Beliefs about the malleability of basic ability may not be related to
resilience to failure or progress in school.
Bahník, Štěpán, and Marek A. Vranka (2017). Growth mindset is not associated with scholastic aptitude in a large sample of university applicants. Personality and Individual Differences 117: 139-143. https://doi.org/10.1016/j.paid.2017.05.046 (Study of university students taking an admissions test in the Czech Republic, N = 5653).
We found that results in the test were slightly negatively associated
with growth mindset (r = −0.03). Mindset showed no relationship with
the number of test administrations participants signed up for and it
did not predict change in the test results. The results show that the
strength of the association between academic achievement and mindset
might be weaker than previously thought.
Foliano, F., Rolfe, H., Buzzeo, J., Runge, J., & Wilkinson, D. (2019). Changing mindsets: Effectiveness trial. National Institute of Economic and Social Research. Summary at PsychBrief. (Study in England, Year 6 students, N = 4584).
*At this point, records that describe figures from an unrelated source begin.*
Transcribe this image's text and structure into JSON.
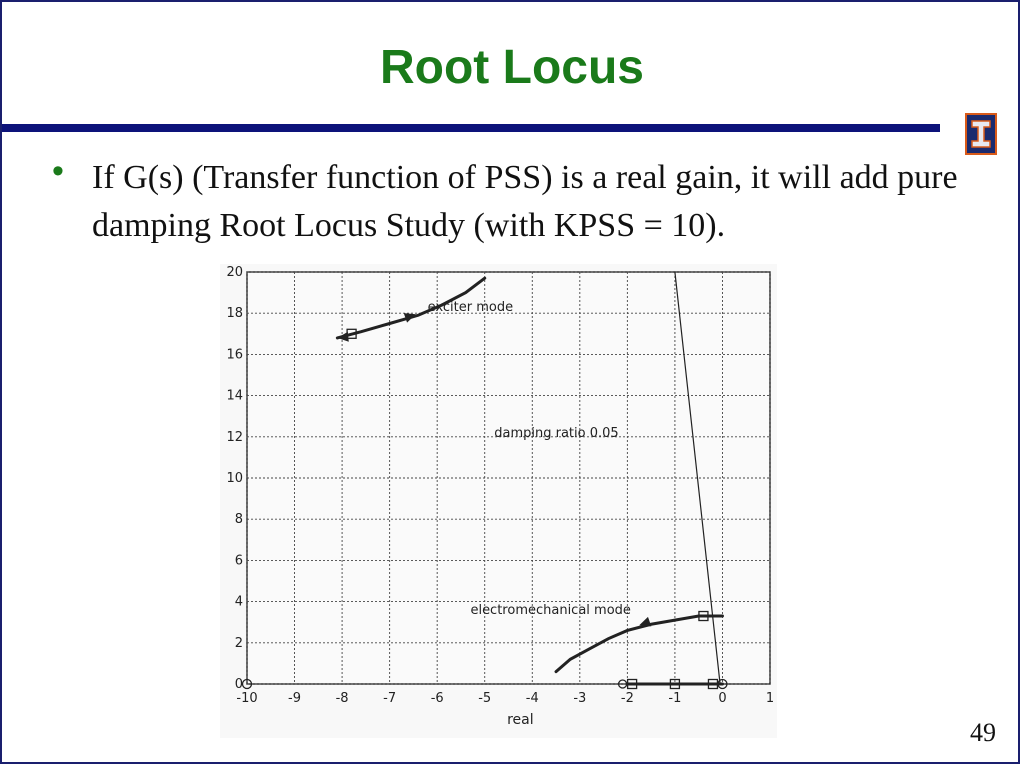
{
  "slide": {
    "title": "Root Locus",
    "bullet": "If G(s)  (Transfer function of PSS) is a real gain, it will add pure damping Root Locus Study (with KPSS = 10).",
    "page_number": "49"
  },
  "logo": {
    "icon": "block-i-logo",
    "color_bg": "#1a2a6e",
    "color_accent": "#d85a1a"
  },
  "colors": {
    "title": "#1a7a1a",
    "rule": "#0d137a"
  },
  "chart_data": {
    "type": "line",
    "xlabel": "real",
    "ylabel": "",
    "xlim": [
      -10,
      1
    ],
    "ylim": [
      0,
      20
    ],
    "x_ticks": [
      "-10",
      "-9",
      "-8",
      "-7",
      "-6",
      "-5",
      "-4",
      "-3",
      "-2",
      "-1",
      "0",
      "1"
    ],
    "y_ticks": [
      "0",
      "2",
      "4",
      "6",
      "8",
      "10",
      "12",
      "14",
      "16",
      "18",
      "20"
    ],
    "grid": true,
    "annotations": [
      {
        "text": "exciter mode",
        "x": -6.2,
        "y": 18.1
      },
      {
        "text": "damping ratio 0.05",
        "x": -4.8,
        "y": 12.0
      },
      {
        "text": "electromechanical mode",
        "x": -5.3,
        "y": 3.4
      }
    ],
    "series": [
      {
        "name": "exciter mode",
        "x": [
          -8.1,
          -7.6,
          -7.0,
          -6.4,
          -5.9,
          -5.4,
          -5.0
        ],
        "y": [
          16.8,
          17.1,
          17.5,
          17.9,
          18.4,
          19.0,
          19.7
        ],
        "markers": [
          {
            "x": -7.8,
            "y": 17.0
          }
        ]
      },
      {
        "name": "damping ratio 0.05",
        "x": [
          -1.0,
          -0.05
        ],
        "y": [
          20.0,
          0.0
        ]
      },
      {
        "name": "electromechanical mode",
        "x": [
          -3.5,
          -3.2,
          -2.8,
          -2.4,
          -2.0,
          -1.5,
          -1.0,
          -0.5,
          0.0
        ],
        "y": [
          0.6,
          1.2,
          1.7,
          2.2,
          2.6,
          2.9,
          3.1,
          3.3,
          3.3
        ],
        "markers": [
          {
            "x": -0.4,
            "y": 3.3
          }
        ]
      },
      {
        "name": "",
        "x": [
          -2.0,
          -0.9,
          -0.3,
          0.0
        ],
        "y": [
          0.0,
          0.0,
          0.0,
          0.0
        ],
        "markers": [
          {
            "x": -1.9,
            "y": 0.0
          },
          {
            "x": -1.0,
            "y": 0.0
          },
          {
            "x": -0.2,
            "y": 0.0
          }
        ]
      }
    ]
  }
}
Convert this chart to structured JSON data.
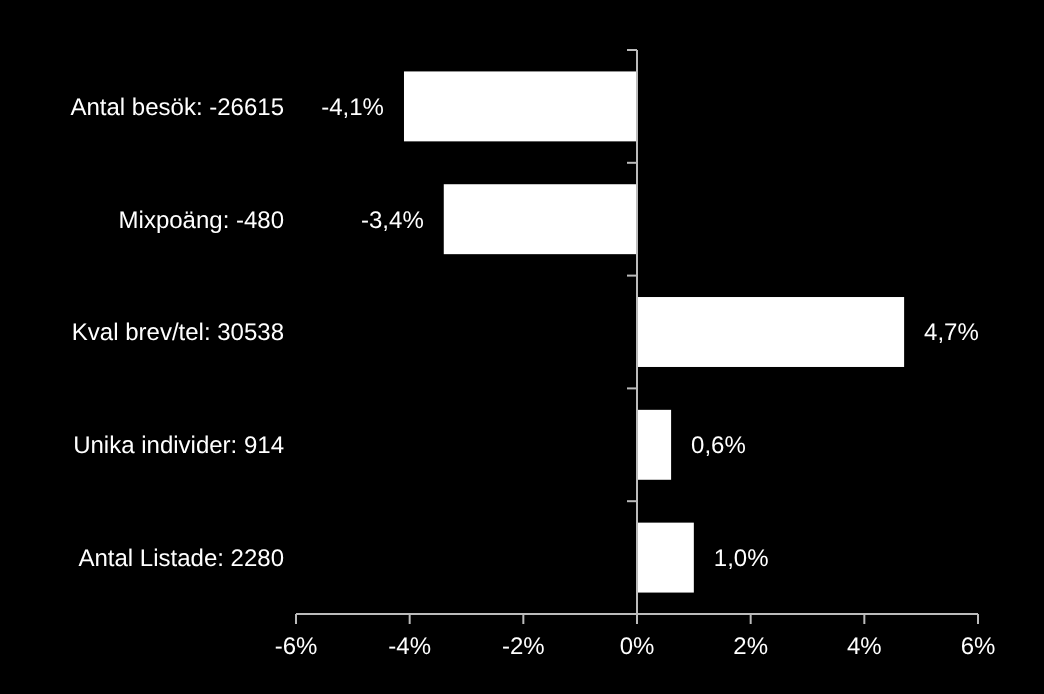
{
  "chart_data": {
    "type": "bar",
    "orientation": "horizontal",
    "categories": [
      "Antal besök: -26615",
      "Mixpoäng: -480",
      "Kval brev/tel: 30538",
      "Unika individer: 914",
      "Antal Listade: 2280"
    ],
    "values": [
      -4.1,
      -3.4,
      4.7,
      0.6,
      1.0
    ],
    "value_labels": [
      "-4,1%",
      "-3,4%",
      "4,7%",
      "0,6%",
      "1,0%"
    ],
    "color": "#ffffff",
    "xlim": [
      -6,
      6
    ],
    "xticks": [
      {
        "value": -6,
        "label": "-6%"
      },
      {
        "value": -4,
        "label": "-4%"
      },
      {
        "value": -2,
        "label": "-2%"
      },
      {
        "value": 0,
        "label": "0%"
      },
      {
        "value": 2,
        "label": "2%"
      },
      {
        "value": 4,
        "label": "4%"
      },
      {
        "value": 6,
        "label": "6%"
      }
    ]
  }
}
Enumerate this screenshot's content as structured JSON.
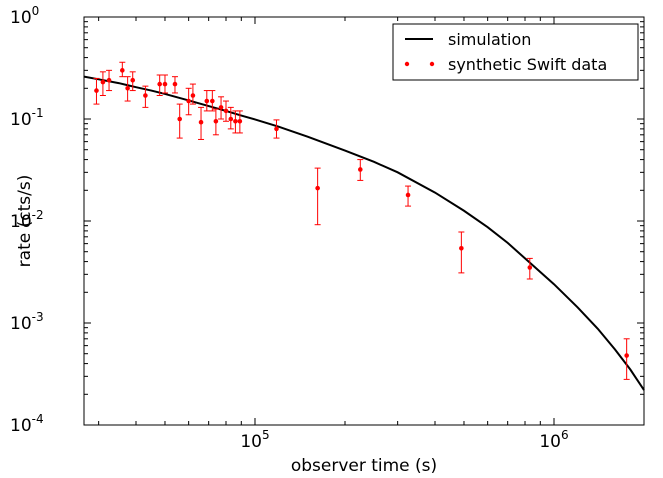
{
  "chart_data": {
    "type": "scatter",
    "title": "",
    "xlabel": "observer time (s)",
    "ylabel": "rate (cts/s)",
    "xscale": "log",
    "yscale": "log",
    "xlim": [
      26800,
      2000000
    ],
    "ylim": [
      0.0001,
      1
    ],
    "grid": false,
    "legend_placement": "top-right",
    "x_ticks": [
      {
        "value": 100000,
        "base": "10",
        "exp": "5"
      },
      {
        "value": 1000000,
        "base": "10",
        "exp": "6"
      }
    ],
    "y_ticks": [
      {
        "value": 0.0001,
        "base": "10",
        "exp": "-4"
      },
      {
        "value": 0.001,
        "base": "10",
        "exp": "-3"
      },
      {
        "value": 0.01,
        "base": "10",
        "exp": "-2"
      },
      {
        "value": 0.1,
        "base": "10",
        "exp": "-1"
      },
      {
        "value": 1,
        "base": "10",
        "exp": "0"
      }
    ],
    "series": [
      {
        "name": "simulation",
        "kind": "line",
        "color": "#000000",
        "x": [
          26800,
          30000,
          35000,
          40000,
          45000,
          50000,
          60000,
          70000,
          80000,
          90000,
          100000,
          120000,
          150000,
          200000,
          250000,
          300000,
          400000,
          500000,
          600000,
          700000,
          800000,
          1000000,
          1200000,
          1400000,
          1600000,
          1800000,
          2000000
        ],
        "y": [
          0.26,
          0.245,
          0.225,
          0.205,
          0.19,
          0.176,
          0.152,
          0.134,
          0.12,
          0.108,
          0.099,
          0.084,
          0.067,
          0.049,
          0.038,
          0.03,
          0.019,
          0.0126,
          0.0087,
          0.0061,
          0.0043,
          0.0024,
          0.00142,
          0.00088,
          0.00055,
          0.00035,
          0.00022
        ]
      },
      {
        "name": "synthetic Swift data",
        "kind": "errorbar",
        "color": "#ff0000",
        "points": [
          {
            "x": 29500,
            "y": 0.19,
            "lo": 0.14,
            "hi": 0.25
          },
          {
            "x": 31000,
            "y": 0.23,
            "lo": 0.17,
            "hi": 0.29
          },
          {
            "x": 32500,
            "y": 0.24,
            "lo": 0.19,
            "hi": 0.3
          },
          {
            "x": 36000,
            "y": 0.3,
            "lo": 0.26,
            "hi": 0.36
          },
          {
            "x": 37500,
            "y": 0.2,
            "lo": 0.15,
            "hi": 0.26
          },
          {
            "x": 39000,
            "y": 0.24,
            "lo": 0.19,
            "hi": 0.29
          },
          {
            "x": 43000,
            "y": 0.17,
            "lo": 0.13,
            "hi": 0.21
          },
          {
            "x": 48000,
            "y": 0.22,
            "lo": 0.17,
            "hi": 0.27
          },
          {
            "x": 50000,
            "y": 0.22,
            "lo": 0.18,
            "hi": 0.27
          },
          {
            "x": 54000,
            "y": 0.22,
            "lo": 0.18,
            "hi": 0.26
          },
          {
            "x": 56000,
            "y": 0.1,
            "lo": 0.065,
            "hi": 0.14
          },
          {
            "x": 60000,
            "y": 0.15,
            "lo": 0.11,
            "hi": 0.2
          },
          {
            "x": 62000,
            "y": 0.17,
            "lo": 0.14,
            "hi": 0.22
          },
          {
            "x": 66000,
            "y": 0.093,
            "lo": 0.063,
            "hi": 0.13
          },
          {
            "x": 69000,
            "y": 0.15,
            "lo": 0.12,
            "hi": 0.19
          },
          {
            "x": 72000,
            "y": 0.15,
            "lo": 0.12,
            "hi": 0.19
          },
          {
            "x": 74000,
            "y": 0.095,
            "lo": 0.07,
            "hi": 0.125
          },
          {
            "x": 77000,
            "y": 0.13,
            "lo": 0.1,
            "hi": 0.165
          },
          {
            "x": 80000,
            "y": 0.12,
            "lo": 0.095,
            "hi": 0.15
          },
          {
            "x": 83000,
            "y": 0.1,
            "lo": 0.08,
            "hi": 0.13
          },
          {
            "x": 86000,
            "y": 0.095,
            "lo": 0.073,
            "hi": 0.12
          },
          {
            "x": 89000,
            "y": 0.095,
            "lo": 0.073,
            "hi": 0.12
          },
          {
            "x": 118000,
            "y": 0.08,
            "lo": 0.065,
            "hi": 0.098
          },
          {
            "x": 162000,
            "y": 0.021,
            "lo": 0.0092,
            "hi": 0.033
          },
          {
            "x": 225000,
            "y": 0.032,
            "lo": 0.025,
            "hi": 0.04
          },
          {
            "x": 325000,
            "y": 0.018,
            "lo": 0.014,
            "hi": 0.022
          },
          {
            "x": 490000,
            "y": 0.0054,
            "lo": 0.0031,
            "hi": 0.0078
          },
          {
            "x": 830000,
            "y": 0.0035,
            "lo": 0.0027,
            "hi": 0.0043
          },
          {
            "x": 1750000,
            "y": 0.00048,
            "lo": 0.00028,
            "hi": 0.0007
          }
        ]
      }
    ]
  }
}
The difference between the control group and the intervention group on
all 3 primary outcomes [math, reading, GPS] was 0... The difference between the groups for all 4 secondary
outcomes was also 0... This RCT was a highly powered test of the
efficacy of growth mindset in a real-world environment across a wide
range of schools in the England. The fact none of the primary or
secondary outcomes were distinguishable from 0 raises serious
questions as to the efficacy of growth mindset for Year 6 students...
Given the evidence so far, it is unrealistic to expect growth mindset
to have large and/or wide-scale impact.
Caitlin Brez, Eric M. Hampton, Linda Behrendt, Liz Brown & Josh Powers (2020) Failure to Replicate: Testing a Growth Mindset Intervention for College Student Success, Basic and Applied Social Psychology, 42:6, 460-468, DOI: 10.1080/01973533.2020.1806845 (U.S. study, university math & psychology students, N = 2607).
The pattern of findings is clear that the intervention had little
impact on students’ academic success even among sub-samples of
students who are traditionally assumed to benefit from this type of
intervention (e.g., minority, low income, and first-generation
students)... These findings support some of the emerging literature that
demonstrates that growth mindset interventions may not be as effective
as once thought... The proposition that a one-time intervention at the
postsecondary level will result in long-term measurable student
outcomes was not supported in the present study.
Now, a not-uncommon defense in a number of these cases in psychology is that the attempts to replicate didn't properly recreate the conditions or variables for a true test. The counter-argument here would be the observer-expectancy effect -- in some cases a primary researcher has even argued that only they have the necessary knowledge to ever do so. Indeed, Dweck has made the "not anyone can do a replication" argument (BuzzFeed News interview). In response, Nick Brown, who developed the GRIM (Granularity-Related Inconsistency of Means) test and found several errors in Dweck's seminal paper, said this:
The question I have is: If your effect is so fragile that it can only
be reproduced [under strictly controlled conditions], then why do you
think it can be reproduced by schoolteachers?
Finally, psychologist Russell Warne wrote on his blog:
I discovered the one characteristic that the studies that support
mindset theory share and that all the studies that contradict the
theory lack: Carol Dweck... So, there you go! Growth mindsets can
improve academic performance –if you have Carol Dweck in charge of
This is somewhat hyperbolic, but clarifies the issue at stake. Growth mindset theory fits fairly snugly into the basket of psychological "quick fixes" that make up the replication crisis, broadly cuts against long-standing findings from neuroscience on intelligence, and is racking up more failures-to-replicate as it garners more attention. Like other similar principles that came before, it's probably a bad bet that institutional interventions based on the theory will be worth the resources spent on them.